The rise could arouse public resentment as it weighs on household incomes, driving up inflation and depressing consumer spending as the kingdom emerges from a three-month deadlock against coronaviruses.

“Cuts, cuts, cuts everywhere,” a Saudi teacher in Riyadh told AFP, lamenting the disappearance of subsidies as wages stagnated.

“Air conditioner, television, electronic items,” he said, listing a list of items he bought last week before the VAT hike.

“I can’t afford these things from Wednesday.”

With its vast oil wealth funding the largest economy in the Arab world, the kingdom has been able for decades to finance massive spending without any taxes.

It only introduced VAT in 2018, as part of a campaign to reduce its dependence on gross income.

Then, seeking to consolidate the public finances hit by the fall in oil prices and the coronavirus crisis, she announced in May that she would triple the VAT and end a monthly allowance for the cost of living for citizens.

The surge in austerity underscores how formerly lavish spending by Saudi Arabia has become a thing of the past, with the erosion of the social protection system that leaves a predominantly young population to face reduced incomes and a deterioration of the mode of life.

This could strain a decades-old social contract that gave citizens generous grants and scholarships in exchange for their loyalty to the absolute monarchy.

Rising cost of living may prompt many to wonder why public funds are invested in multi-billion dollar projects and assets abroad, including the proposed purchase of the English football club Newcastle United.

“Austerity measures bite”

Kingdom’s malls have drawn large crowds in recent days, with retailers offering “sales before VAT” and discounts before the hike begins.

A gold store in Riyadh told AFP that it had seen sales increase by 70% in recent weeks, while a car dealership had seen them increase by 15%.

With the new rate in place, businesses predict sales of everything from cars to cosmetics and appliances will drop.

Capital Economics forecasts that inflation will climb to 6% year-on-year in July, up from 1.1% in May.

“The government ended the country’s foreclosure (in June) and there are signs that economic activity has started to recover,” Capital Economics said in a report.

“Nevertheless, we expect the recovery to be slow as the fiscal austerity measures bite.”

The kingdom is also likely to lose its advantage vis-à-vis the other Gulf States, including its main ally the United Arab Emirates, which introduced the VAT at the same time but have so far refrained from raising it above 5% .
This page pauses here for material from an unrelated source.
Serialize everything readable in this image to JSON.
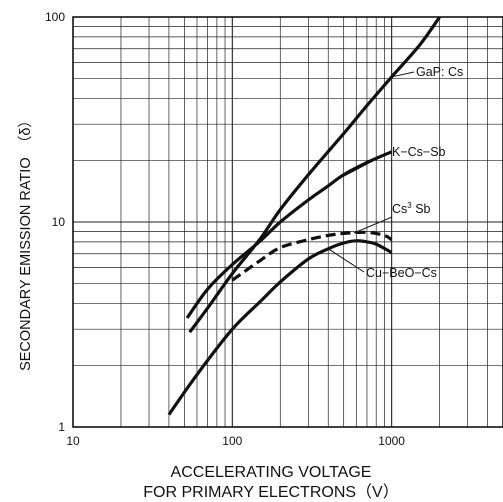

“Saudi Arabia is taking huge risks with restrictive fiscal policies,” said Tarek Fadlallah, managing director of the Middle East unit at Nomura Asset Management.

But the kingdom has little choice as oil revenues decline.

Its finances took another hit as authorities massively reduced this year’s hajj pilgrimage from 2.5 million pilgrims last year to around a thousand already in the interior of the country, and suspended the small umbrella because of the coronavirus.

Together, the rites bring in some $ 12 billion a year.

The International Monetary Fund has warned that the kingdom’s GDP will drop 6.8% this year – its worst performance since the oil glut of the 1980s.

The austerity campaign would increase state coffers by 100 billion riyals ($ 26.6 billion), according to state media.

But the measures are unlikely to fill the kingdom’s huge budget deficit.

The Saudi Jadwa Investment Group predicts that the deficit will reach a record $ 112 billion this year.

(With the exception of the title, this story was not edited by GalacticGaming staff and is published from a syndicated feed.)